S5 Fig. Serotonin receptor 5-HT1B co-labels with serotonin immunoreactive sites in optic lobe and cell bodies in the central brains.
Anti-serotonin immunolabeling (magenta) was used to identify serotonergic cells and projections in (A-F). (A) Serotonin immunoreactive sites (magenta) were visible in the optic lobe neuropils: lamina (la), medulla (me), lobula (lo) and lobula plate (lp). (B) A schematic of the optic lobe and its major neuropils. (A’-A” and C-C”) 5-HT1B-MiMIC-T2A-GAL4>UAS-mCD8::GFP labeled cells throughout the optic lobe with close apposition to serotonergic boutons. A neuron in serotonergic cell cluster LP2 is also labeled by 5-HT1B driven GFP (arrowhead, A-A”). (D) A schematic of the fly brain with dashed lines showing the approximate anatomical locations for (C) and (E). (E-E”) Serotonin receptor MiMIC-T2A-GAL4 lines were crossed to UAS-MCFO-1 to label individual cells. Using 5-HT1B-MiMIC-T2A-GAL4>MCFO (green), we observed co-labeling between MCFO-labeled cells and serotonergic boutons (magenta) processes in the inner medulla (iM), medulla layer 4 (M4), and lobula (lo). (F-F”) Anti-serotonin immunolabeling (magenta) co-labeled with 5-HT1B-MiMIC-T2A-GAL4>UAS-mCD8::GFP labeled cell bodies in the central brain. 5-HT1B-labeled Kenyon cells (KC) are labeled for anatomical reference in (F”). (G) The approximate anatomical location for images in (F-F”) are shown in the boundaries of the dashed line. Serotonin co-labeling was performed N = 5 for 5-HT1B>GFP (A-A”, C-C”, and F-F”) and N = 6 brains for 5-HT1B>MCFO (E-E”). Scale bars are 20 μm.
S6 Fig. Serotonin receptor 5-HT1A co-labels with serotonin immunoreactive sites in optic lobe and cell bodies in the central brain.
(A) Schematic of the optic lobe neuropils—lamina (la), medulla (me), lobula (lo) and lobula plate (lp)—and serotonergic PLP cells. (B-B”) 5-HT1A-MiMIC-T2A-GAL4 driving UAS-mCD8::GFP (green) was co-stained with anti-serotonin immunolabeling (magenta) to map potential autoreceptors to specific cell clusters in the central brain.
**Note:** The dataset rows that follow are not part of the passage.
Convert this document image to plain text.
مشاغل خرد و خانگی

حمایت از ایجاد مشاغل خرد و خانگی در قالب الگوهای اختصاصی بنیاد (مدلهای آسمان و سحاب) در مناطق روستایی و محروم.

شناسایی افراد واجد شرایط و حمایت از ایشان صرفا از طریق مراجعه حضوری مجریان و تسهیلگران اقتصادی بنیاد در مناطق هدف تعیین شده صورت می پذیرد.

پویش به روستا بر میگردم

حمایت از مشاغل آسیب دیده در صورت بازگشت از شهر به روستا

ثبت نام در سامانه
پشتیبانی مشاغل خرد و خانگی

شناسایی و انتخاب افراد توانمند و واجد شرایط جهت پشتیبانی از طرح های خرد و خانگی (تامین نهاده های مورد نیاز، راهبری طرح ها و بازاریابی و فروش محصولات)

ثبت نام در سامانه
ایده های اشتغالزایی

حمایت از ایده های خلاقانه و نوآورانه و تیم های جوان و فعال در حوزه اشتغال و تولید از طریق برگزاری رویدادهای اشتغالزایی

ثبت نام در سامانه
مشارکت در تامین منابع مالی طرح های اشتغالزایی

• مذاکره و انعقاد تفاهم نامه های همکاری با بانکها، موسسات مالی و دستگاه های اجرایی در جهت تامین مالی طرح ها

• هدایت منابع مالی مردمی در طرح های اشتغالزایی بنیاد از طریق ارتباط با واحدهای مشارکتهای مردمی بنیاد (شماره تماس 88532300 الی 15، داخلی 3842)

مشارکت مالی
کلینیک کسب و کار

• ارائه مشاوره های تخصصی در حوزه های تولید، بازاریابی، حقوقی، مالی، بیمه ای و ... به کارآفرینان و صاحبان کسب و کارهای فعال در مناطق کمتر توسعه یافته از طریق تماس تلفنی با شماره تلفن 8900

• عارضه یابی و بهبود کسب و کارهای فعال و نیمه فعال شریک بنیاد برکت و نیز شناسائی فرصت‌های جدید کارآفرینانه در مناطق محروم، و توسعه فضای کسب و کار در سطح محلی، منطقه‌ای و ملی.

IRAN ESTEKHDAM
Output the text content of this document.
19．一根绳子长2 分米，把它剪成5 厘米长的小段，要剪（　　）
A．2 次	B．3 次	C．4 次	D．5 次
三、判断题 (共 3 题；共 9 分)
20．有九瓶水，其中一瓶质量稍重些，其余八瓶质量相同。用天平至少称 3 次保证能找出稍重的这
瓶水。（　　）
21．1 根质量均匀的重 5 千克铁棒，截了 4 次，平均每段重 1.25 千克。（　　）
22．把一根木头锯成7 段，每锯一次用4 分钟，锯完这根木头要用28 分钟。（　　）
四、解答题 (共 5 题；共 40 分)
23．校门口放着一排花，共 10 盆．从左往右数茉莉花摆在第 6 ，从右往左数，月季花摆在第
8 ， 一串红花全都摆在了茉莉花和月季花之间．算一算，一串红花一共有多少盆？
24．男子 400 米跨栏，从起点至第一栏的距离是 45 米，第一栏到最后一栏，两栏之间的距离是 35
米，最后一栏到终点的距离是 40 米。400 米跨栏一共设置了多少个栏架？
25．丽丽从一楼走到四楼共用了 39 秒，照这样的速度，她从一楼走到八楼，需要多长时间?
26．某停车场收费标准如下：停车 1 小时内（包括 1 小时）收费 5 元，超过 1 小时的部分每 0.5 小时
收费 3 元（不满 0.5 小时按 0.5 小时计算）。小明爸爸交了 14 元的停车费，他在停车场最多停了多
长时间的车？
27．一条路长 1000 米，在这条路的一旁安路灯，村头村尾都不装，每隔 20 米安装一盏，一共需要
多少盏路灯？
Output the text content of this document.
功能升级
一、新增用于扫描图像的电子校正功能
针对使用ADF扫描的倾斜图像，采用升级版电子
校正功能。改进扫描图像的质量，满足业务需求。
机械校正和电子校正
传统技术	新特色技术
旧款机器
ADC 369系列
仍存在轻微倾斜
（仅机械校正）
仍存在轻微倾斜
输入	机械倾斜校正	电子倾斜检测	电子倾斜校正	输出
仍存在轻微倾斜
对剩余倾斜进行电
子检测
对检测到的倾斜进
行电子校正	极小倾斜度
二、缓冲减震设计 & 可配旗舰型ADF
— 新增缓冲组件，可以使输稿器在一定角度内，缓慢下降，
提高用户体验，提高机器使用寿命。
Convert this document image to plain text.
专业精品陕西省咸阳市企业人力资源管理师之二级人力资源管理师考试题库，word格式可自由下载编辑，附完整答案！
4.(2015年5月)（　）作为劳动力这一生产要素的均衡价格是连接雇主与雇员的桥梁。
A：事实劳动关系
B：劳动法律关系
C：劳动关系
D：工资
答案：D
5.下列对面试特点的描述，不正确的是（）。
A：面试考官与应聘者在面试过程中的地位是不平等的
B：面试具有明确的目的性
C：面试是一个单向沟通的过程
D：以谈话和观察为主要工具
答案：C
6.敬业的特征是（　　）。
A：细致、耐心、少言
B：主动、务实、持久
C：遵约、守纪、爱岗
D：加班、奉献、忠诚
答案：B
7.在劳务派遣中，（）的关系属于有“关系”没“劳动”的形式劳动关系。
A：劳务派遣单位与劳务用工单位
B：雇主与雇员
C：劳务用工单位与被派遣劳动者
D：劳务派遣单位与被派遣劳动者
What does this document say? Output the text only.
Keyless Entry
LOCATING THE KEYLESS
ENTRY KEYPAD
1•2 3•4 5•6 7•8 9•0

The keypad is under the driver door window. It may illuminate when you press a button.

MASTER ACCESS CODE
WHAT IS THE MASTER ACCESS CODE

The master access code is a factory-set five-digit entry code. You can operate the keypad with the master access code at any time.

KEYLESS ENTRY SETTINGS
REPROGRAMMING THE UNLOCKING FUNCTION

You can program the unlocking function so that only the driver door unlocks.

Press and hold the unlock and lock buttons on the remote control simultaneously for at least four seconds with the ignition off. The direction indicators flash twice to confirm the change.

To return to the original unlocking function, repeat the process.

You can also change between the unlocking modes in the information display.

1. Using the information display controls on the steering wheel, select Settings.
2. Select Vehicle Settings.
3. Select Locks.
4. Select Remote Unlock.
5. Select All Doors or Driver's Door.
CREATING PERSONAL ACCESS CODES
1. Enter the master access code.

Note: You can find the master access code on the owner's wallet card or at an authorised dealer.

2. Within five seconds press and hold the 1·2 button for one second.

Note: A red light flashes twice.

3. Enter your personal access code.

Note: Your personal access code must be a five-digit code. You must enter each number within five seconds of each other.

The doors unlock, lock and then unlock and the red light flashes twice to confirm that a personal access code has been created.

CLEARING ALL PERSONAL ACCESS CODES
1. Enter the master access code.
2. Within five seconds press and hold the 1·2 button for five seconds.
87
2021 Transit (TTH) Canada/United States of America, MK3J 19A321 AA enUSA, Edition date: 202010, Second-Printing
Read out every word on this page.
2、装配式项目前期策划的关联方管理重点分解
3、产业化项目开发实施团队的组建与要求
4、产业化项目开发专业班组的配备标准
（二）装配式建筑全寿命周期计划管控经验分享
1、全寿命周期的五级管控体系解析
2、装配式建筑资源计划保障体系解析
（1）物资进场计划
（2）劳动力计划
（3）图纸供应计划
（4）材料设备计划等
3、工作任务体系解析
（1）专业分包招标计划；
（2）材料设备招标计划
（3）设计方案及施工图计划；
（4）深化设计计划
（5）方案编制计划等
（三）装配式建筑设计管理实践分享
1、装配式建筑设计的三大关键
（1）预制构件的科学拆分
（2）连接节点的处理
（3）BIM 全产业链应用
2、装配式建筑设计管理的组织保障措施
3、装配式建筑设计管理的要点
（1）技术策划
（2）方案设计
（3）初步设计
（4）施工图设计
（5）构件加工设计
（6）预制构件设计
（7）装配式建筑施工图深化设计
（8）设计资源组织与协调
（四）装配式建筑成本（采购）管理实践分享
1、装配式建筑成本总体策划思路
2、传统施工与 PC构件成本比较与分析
PLP neurons co-labeling for 5-HT1A labeling and anti-serotonin immunolabeling are indicated by the arrowhead. (C-E) Anterior to posterior images taken in the same brain show several serotonergic cell clusters expressing 5-HT1A (labeled at arrowheads). 5-HT1A-labeled mushroom body (MB) and kenyon cells (KC) are labeled for anatomical reference in (C and E). (F) A cartoon of the fly brain with dashed lines to indicate the approximate anatomical location for (C-E). Scale bars are 20 μm and N = 6.
S7 Fig. RT-qPCR shows L2 neurons express 5-HT2B and T1 neurons express both 5-HT1A and 5-HT1B serotonin receptors.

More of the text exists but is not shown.